SOUNDING LARGE McGrain has figured out how to make a trombone-saxophone-bass trio sound large in every way. |
Trying to find continuities in the strains of jazz history can be a dizzying, foolish, irresistible head game. Original as it is, this stuff all comes from somewhere, right? So, when it comes to a certain kind of avant-garde small-ensemble writing — one that combines free jazz, swing, mixed meters, contrapuntal lines, and complex harmonic schemes — in other words, that tension between a nearly classically-composed modern music and total freedom, that would all come out of . . . Eric Dolphy, right?
"Out to Lunch."
Exactly!
I'm talking with Mark McGrain, trombonist, composer, and leader of the trio Plunge, a version of which plays Outpost 186 this Friday. We're talking about jazz composition, something McGrain has been working on nearly his whole life — at least since about the age of 14, when he wrote his first jazz tune, a bebop blues in F. Over the years, McGrain has done all manner of professional writing and playing — studies at Berklee, years of orchestrating and copying in LA recording studios, then back to Berklee to teach, and, since 1996, living and playing in New Orleans.
Plunge is about a lot of jazz things. You could start with the tension between composition and total freedom exemplified by Dolphy's landmark 1964 album, as well as the strain of contrapuntal jazz writing on that album that goes all the way back to Jelly Roll Morton and extends up through the Gerry Mulligan–Chet Baker Quartet, the Jimmy Giuffre 3, and beyond. It's also about the "piano-less" small ensemble with which such writing is often linked. And it's about trombone trios, of which there are maybe more than you think. And no, there's no drummer either.
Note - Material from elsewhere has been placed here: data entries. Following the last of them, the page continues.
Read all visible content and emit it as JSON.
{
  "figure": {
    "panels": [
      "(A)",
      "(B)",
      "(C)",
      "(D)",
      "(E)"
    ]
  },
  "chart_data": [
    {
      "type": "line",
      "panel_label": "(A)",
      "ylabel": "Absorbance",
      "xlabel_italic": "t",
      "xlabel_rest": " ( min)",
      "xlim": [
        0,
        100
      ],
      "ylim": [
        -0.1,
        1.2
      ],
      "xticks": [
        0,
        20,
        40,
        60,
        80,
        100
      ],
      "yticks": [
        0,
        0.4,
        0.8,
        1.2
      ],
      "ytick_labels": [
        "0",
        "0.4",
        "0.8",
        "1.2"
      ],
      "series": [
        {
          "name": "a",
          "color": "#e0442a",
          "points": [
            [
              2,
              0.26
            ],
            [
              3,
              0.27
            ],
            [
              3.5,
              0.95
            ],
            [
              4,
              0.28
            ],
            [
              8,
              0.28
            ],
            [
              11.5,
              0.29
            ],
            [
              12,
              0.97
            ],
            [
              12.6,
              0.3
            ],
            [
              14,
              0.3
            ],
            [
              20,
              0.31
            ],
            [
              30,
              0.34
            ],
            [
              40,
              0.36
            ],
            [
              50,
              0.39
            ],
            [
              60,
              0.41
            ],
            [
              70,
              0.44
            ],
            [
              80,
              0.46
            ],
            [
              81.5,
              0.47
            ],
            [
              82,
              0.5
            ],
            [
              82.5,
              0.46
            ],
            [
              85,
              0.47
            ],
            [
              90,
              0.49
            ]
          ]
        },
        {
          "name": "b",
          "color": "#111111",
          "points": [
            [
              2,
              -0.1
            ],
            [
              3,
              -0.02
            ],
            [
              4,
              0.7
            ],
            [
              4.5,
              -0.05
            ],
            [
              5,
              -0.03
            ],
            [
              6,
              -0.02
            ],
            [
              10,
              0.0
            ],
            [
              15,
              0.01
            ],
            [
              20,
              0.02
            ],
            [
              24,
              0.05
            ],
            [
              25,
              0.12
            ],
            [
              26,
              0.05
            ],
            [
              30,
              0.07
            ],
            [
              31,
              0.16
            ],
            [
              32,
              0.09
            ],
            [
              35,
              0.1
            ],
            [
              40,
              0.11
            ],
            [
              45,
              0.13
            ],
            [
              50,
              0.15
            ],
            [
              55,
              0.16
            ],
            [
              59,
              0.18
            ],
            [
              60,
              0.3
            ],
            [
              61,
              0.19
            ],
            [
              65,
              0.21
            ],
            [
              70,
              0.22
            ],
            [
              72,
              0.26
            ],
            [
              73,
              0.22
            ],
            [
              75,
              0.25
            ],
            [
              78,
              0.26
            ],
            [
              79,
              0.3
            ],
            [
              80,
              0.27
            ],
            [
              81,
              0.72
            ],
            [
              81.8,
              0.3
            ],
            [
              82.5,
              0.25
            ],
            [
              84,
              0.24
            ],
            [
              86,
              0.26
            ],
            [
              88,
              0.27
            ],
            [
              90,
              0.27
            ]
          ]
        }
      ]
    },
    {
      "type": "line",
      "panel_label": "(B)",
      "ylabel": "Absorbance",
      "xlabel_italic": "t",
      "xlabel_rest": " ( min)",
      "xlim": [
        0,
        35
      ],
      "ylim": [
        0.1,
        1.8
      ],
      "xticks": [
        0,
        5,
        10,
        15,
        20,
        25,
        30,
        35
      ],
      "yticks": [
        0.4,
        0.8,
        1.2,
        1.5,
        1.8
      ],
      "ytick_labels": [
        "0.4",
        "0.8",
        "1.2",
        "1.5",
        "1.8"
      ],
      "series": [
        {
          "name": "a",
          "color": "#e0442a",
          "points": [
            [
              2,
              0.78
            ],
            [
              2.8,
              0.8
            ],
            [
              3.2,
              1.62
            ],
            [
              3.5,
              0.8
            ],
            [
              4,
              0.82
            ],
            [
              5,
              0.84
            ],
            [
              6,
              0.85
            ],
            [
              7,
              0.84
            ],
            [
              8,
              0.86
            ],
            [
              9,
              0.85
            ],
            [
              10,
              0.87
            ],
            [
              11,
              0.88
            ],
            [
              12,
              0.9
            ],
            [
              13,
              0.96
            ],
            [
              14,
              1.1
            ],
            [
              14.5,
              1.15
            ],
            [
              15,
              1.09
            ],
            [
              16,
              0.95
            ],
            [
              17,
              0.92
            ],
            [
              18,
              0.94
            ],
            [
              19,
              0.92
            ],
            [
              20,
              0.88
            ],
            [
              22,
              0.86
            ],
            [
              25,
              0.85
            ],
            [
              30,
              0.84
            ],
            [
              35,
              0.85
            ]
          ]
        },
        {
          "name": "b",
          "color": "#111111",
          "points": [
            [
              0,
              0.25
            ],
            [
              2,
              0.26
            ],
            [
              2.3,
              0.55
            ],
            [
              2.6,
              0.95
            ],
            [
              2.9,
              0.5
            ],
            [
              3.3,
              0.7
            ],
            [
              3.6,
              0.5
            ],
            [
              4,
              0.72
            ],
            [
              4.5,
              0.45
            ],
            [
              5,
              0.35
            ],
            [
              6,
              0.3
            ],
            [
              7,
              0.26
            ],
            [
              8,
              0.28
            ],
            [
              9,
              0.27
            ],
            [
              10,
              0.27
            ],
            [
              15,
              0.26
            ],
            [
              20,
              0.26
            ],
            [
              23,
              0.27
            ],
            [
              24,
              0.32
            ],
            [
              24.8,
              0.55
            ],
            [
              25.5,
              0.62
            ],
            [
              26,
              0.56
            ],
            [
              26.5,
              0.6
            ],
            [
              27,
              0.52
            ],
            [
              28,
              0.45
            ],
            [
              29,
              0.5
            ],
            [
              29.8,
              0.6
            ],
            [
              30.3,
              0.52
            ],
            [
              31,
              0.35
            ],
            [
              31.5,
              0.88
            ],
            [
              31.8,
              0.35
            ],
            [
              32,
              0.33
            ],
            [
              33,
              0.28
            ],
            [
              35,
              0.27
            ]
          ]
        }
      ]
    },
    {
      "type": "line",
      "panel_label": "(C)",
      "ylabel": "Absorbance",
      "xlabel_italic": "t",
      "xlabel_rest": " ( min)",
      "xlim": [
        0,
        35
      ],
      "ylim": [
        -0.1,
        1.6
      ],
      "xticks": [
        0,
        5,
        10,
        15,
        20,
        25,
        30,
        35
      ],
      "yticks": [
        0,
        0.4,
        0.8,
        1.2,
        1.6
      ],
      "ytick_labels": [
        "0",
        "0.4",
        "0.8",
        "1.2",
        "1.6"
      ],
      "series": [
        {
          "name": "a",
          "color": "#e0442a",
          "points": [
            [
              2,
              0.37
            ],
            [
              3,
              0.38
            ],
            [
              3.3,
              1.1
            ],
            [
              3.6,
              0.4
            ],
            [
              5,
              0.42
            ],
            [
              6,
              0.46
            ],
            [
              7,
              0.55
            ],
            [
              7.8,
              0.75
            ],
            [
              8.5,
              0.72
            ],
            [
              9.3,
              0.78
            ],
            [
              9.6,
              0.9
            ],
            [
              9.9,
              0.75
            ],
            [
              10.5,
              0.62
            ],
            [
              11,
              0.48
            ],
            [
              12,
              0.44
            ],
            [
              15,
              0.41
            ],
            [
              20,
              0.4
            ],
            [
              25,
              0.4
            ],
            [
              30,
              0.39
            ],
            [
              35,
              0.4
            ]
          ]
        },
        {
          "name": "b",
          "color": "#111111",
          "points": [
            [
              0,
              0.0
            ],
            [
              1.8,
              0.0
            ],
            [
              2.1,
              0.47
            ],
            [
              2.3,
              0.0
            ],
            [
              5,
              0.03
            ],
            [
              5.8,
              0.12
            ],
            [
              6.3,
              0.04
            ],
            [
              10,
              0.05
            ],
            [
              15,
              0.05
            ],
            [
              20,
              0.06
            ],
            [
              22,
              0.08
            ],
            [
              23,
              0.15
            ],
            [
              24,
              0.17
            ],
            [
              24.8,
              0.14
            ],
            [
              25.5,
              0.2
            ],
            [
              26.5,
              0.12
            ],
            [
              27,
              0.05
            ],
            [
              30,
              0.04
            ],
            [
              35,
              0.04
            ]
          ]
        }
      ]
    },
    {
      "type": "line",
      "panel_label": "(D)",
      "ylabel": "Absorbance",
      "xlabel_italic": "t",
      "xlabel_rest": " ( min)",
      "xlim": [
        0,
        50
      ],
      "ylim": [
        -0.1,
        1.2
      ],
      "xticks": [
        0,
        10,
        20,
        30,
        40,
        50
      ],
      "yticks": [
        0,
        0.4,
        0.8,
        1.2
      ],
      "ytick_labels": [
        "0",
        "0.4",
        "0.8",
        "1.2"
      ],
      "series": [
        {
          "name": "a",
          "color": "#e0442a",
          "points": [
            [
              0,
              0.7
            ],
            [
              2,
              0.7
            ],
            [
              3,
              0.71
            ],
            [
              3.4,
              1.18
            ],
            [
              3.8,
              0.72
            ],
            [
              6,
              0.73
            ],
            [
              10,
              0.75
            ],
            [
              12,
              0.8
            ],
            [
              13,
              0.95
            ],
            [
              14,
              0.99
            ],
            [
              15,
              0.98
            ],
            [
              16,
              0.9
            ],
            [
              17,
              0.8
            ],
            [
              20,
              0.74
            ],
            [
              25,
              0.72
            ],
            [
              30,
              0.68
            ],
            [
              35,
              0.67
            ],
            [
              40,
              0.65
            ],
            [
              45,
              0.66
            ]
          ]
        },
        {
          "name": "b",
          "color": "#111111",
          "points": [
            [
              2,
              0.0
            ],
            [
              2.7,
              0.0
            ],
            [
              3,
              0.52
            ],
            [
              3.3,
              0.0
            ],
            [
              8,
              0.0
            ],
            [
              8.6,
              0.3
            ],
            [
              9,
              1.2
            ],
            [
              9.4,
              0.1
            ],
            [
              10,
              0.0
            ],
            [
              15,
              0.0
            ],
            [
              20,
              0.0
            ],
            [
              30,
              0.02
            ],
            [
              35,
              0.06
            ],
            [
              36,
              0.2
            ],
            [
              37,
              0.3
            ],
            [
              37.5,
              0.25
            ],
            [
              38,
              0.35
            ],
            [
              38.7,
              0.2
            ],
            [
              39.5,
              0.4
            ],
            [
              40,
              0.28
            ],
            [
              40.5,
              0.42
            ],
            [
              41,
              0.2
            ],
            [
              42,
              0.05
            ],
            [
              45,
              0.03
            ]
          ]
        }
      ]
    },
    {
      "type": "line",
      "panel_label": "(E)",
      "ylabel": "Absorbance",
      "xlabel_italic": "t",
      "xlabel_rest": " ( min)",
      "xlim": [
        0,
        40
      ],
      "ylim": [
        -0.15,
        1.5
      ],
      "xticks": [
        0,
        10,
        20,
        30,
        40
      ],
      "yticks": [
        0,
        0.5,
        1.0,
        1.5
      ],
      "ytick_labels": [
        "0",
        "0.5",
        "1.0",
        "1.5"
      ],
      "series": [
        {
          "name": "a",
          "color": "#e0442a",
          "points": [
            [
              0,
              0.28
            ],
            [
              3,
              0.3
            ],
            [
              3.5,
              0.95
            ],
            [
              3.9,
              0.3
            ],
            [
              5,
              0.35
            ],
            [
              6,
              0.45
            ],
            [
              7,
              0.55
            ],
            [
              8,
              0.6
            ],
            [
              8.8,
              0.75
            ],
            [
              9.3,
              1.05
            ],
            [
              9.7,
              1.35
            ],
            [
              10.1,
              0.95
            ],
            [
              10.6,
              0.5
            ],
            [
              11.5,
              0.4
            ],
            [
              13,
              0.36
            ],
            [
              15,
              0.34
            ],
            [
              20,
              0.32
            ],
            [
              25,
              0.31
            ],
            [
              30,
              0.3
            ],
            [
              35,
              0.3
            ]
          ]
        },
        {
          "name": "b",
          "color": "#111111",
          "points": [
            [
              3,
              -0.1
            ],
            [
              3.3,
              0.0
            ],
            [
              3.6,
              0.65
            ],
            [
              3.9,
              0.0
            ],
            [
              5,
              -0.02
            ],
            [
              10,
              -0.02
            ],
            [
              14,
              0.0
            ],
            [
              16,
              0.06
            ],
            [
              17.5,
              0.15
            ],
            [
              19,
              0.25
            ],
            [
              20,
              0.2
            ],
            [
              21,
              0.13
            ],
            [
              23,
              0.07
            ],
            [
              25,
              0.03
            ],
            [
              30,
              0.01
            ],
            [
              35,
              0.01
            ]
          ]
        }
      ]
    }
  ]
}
Not that that was always true. Plunge's first record, recorded for Boston's Accurate label, included drummer Bob Moses and the tuba player Marcus Rojas. "I even toyed with the idea of using two drummers," McGrain tells me over the phone from Rochester, where Plunge is on the road. "Two basses, two drums, basically a double trio." For a while, the great New Orleans drummer Johnny Vidacovich was part of the mix. McGrain was planning a large-ensemble recording — with four horns. But running through the arrangements as a trombone-sax-bass trio, "it just surfaced as something that worked really well without the drums and without the other horns. In large part that's because of the percussive nature of [bassist] James Singleton's playing." That also gave McGrain and the saxophonist (either Tim Green or Tom Fitzpatrick) "plenty or room to move around."